# Porter Cable 4212 dovetail jig



## a1Jim

Good review AJ


----------



## pintodeluxe

Yes sir, that is a keeper. I saw a good tip on the Woodsmith Shop TV show. You add locknuts under the knobs that hold the aluminum dovetail template in place. That way once you are adjusted to an accurate setting, the template won't move.
I tried it, and it works well.


----------



## Rick1911

Thanks for the good review - mine arrives on Friday. Couldn't pass up the deal on Amazon.com.
$149 minus $20 instant promotion deduction - along with free two day shipping (with Amazon Prime) came to $129 - which is, I think, a real bargain.
THAT being said - it's going to be 12 degrees Saturday morning - so my garage/shop might be a little too chilly to try it out. However . . . .


----------



## NiteWalker

It's a great jig. I grabbed mine last year when there was a $20 off $100 promo plus a $25 rebate. $105 out the door and I'm happy with it. 
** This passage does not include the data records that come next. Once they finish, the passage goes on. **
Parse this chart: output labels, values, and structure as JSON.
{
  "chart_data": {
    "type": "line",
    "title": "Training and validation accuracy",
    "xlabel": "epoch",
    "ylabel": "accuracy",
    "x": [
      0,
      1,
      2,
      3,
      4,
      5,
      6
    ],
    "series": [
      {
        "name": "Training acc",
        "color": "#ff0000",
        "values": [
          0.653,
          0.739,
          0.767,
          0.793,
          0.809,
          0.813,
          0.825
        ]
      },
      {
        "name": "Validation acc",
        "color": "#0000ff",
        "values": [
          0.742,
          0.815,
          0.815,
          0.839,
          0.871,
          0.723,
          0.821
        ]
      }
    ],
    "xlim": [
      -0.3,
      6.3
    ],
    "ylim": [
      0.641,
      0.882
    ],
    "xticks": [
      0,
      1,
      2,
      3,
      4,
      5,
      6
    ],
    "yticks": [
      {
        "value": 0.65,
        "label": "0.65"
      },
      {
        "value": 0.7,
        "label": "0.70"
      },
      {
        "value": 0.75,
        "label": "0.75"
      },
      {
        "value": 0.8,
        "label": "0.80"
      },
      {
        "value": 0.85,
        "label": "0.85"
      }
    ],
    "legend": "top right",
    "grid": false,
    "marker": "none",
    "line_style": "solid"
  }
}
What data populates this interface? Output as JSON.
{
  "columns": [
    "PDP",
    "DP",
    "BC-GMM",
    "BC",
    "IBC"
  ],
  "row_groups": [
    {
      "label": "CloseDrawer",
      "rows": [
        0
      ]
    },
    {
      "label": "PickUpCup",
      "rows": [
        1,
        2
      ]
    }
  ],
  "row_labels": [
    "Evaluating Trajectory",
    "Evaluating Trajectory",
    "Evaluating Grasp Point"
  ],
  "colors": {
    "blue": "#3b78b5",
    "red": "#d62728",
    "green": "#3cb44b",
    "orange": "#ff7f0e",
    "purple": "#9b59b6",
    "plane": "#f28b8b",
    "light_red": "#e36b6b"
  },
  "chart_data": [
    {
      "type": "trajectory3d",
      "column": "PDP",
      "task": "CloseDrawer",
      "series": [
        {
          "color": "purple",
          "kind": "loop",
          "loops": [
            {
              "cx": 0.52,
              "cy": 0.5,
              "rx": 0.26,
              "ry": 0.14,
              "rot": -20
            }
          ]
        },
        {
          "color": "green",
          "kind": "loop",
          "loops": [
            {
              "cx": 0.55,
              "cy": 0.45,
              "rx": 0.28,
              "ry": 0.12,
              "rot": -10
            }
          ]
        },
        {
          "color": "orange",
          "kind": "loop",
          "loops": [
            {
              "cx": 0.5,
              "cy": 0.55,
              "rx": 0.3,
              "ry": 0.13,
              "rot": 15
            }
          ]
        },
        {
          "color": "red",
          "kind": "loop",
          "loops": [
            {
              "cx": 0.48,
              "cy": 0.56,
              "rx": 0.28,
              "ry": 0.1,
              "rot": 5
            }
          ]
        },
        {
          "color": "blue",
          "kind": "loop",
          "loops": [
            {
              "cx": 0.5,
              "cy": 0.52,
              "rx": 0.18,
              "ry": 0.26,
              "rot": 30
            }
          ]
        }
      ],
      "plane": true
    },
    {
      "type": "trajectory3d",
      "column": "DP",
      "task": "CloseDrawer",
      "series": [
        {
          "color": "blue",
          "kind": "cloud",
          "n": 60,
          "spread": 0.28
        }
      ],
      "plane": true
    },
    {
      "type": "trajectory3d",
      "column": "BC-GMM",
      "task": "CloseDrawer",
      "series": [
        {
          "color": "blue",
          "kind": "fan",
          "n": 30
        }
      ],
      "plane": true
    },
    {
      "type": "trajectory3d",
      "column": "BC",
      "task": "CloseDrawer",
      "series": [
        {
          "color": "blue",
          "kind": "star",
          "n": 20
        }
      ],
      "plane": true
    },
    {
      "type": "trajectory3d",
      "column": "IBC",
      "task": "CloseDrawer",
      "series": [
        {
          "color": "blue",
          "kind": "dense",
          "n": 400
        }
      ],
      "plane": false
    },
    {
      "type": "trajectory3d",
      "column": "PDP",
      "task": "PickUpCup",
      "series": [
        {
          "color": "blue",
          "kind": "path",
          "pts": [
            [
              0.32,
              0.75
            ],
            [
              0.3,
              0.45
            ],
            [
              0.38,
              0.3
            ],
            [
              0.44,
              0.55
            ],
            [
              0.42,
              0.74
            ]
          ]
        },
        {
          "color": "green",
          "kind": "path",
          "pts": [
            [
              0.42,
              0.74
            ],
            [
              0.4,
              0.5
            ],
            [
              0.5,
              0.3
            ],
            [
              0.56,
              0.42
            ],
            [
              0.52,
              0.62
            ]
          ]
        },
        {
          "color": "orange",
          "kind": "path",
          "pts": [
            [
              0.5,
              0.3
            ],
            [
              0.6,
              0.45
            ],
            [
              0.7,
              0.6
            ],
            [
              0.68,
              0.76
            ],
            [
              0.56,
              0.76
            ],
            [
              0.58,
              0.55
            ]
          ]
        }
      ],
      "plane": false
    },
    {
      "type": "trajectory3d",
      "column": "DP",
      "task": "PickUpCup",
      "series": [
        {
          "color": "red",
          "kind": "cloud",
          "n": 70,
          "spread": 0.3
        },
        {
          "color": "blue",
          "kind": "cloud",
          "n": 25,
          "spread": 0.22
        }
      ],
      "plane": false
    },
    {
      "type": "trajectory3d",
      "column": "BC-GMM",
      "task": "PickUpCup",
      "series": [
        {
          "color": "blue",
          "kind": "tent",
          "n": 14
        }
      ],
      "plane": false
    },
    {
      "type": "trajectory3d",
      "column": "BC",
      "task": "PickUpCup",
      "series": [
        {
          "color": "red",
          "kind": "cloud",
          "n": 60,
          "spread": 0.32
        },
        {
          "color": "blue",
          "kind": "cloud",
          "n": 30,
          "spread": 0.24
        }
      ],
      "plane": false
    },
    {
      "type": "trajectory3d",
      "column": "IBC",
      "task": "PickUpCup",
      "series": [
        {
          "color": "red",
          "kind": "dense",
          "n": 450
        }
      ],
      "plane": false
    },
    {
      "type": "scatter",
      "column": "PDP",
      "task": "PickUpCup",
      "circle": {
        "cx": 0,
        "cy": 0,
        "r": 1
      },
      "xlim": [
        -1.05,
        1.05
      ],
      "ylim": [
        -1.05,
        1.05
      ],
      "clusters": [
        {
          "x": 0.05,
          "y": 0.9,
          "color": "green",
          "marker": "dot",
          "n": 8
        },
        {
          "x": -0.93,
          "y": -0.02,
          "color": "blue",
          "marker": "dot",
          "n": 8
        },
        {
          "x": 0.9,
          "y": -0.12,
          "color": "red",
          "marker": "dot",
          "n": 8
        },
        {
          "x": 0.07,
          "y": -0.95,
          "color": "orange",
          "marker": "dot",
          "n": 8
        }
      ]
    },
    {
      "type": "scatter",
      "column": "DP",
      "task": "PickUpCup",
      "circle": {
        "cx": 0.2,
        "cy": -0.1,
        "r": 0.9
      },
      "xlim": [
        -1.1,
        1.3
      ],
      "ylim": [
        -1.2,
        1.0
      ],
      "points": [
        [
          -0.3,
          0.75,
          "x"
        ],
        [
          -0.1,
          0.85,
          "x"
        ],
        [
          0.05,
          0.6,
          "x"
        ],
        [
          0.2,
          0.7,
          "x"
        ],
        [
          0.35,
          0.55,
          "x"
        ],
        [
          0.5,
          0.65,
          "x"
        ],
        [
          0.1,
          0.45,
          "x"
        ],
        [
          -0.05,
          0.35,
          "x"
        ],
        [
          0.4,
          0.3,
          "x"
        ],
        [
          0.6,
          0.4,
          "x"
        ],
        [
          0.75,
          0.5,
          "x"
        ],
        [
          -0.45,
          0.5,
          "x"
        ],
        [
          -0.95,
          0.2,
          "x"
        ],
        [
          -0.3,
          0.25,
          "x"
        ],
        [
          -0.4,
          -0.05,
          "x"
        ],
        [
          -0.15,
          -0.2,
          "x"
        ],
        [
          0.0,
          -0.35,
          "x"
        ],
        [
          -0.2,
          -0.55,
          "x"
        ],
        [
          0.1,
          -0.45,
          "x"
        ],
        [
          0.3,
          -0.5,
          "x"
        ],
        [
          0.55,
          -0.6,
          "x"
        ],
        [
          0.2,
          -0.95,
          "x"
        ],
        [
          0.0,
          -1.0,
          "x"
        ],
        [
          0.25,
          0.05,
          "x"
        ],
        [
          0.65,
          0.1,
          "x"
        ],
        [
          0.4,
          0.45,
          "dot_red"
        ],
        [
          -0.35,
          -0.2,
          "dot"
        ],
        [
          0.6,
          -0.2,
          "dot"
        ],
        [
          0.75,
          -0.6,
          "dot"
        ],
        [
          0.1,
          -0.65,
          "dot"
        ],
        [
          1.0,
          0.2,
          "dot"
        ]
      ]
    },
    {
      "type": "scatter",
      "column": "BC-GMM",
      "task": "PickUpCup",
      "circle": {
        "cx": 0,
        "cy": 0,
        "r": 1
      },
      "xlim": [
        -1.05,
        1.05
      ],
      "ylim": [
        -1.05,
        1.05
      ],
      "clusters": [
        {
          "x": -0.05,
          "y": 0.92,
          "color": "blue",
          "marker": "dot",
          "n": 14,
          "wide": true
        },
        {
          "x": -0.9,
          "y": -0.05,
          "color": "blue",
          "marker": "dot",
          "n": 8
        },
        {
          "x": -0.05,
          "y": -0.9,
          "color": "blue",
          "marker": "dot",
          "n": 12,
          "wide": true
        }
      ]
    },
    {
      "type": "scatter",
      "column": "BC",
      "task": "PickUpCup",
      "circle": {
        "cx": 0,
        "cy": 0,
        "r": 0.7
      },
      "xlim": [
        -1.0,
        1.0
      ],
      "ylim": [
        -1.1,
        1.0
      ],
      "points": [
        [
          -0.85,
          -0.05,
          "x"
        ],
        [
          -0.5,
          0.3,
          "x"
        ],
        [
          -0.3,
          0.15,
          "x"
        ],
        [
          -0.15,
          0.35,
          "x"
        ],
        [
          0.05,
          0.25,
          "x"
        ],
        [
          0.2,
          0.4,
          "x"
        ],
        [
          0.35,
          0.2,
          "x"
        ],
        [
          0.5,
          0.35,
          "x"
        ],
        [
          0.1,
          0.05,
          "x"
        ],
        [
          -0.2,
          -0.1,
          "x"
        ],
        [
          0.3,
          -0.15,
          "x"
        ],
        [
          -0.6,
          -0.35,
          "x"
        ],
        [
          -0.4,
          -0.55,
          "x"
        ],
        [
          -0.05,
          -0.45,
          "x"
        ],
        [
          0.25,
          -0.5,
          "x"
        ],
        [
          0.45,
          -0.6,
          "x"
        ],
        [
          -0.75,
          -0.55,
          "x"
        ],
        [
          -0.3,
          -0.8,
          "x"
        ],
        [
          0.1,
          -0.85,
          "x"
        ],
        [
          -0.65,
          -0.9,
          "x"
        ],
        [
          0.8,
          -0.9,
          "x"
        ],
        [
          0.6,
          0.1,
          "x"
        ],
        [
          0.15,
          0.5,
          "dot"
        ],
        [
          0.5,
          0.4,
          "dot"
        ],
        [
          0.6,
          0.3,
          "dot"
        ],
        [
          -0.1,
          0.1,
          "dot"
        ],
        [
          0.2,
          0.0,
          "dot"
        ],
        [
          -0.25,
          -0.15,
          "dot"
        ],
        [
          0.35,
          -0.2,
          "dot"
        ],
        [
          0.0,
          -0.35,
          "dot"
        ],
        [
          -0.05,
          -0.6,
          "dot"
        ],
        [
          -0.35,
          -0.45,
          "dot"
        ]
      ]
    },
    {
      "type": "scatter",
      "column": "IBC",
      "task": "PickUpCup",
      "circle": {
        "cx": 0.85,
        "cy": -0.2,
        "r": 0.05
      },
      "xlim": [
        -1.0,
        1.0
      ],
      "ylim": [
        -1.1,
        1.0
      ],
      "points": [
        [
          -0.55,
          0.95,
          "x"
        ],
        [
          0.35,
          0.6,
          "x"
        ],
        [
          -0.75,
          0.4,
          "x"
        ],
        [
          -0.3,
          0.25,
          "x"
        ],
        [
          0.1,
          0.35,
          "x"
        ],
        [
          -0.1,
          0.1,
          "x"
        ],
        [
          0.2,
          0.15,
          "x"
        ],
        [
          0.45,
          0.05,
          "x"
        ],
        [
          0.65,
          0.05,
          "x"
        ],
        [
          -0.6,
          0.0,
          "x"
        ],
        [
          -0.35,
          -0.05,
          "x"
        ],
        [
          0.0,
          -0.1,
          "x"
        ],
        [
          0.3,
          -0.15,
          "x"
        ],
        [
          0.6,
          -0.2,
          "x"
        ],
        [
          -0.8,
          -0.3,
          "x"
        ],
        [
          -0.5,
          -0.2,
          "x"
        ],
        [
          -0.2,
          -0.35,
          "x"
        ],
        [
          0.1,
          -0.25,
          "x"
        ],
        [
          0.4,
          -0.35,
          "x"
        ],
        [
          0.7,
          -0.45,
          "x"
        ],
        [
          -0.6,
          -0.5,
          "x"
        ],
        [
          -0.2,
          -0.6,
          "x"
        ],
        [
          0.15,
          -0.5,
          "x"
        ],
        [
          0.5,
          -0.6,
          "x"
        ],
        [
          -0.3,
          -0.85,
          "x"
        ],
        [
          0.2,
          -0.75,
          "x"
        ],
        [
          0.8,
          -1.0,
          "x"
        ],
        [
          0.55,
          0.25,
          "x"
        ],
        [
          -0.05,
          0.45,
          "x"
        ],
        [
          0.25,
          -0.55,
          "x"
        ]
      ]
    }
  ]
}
Thanks for the tips on the locknuts pinto, that will help.
There's another post of a LJ who used a different angle dovetail bit with great results.
Here and here. Grab that advanced manual too.


----------



## sedcokid

Good review AJ


----------



## Pete_Jud

I have two of these, one set up for pins, the other for tales mounted on the same board, and two PC routers dedicated to them. Good product.


----------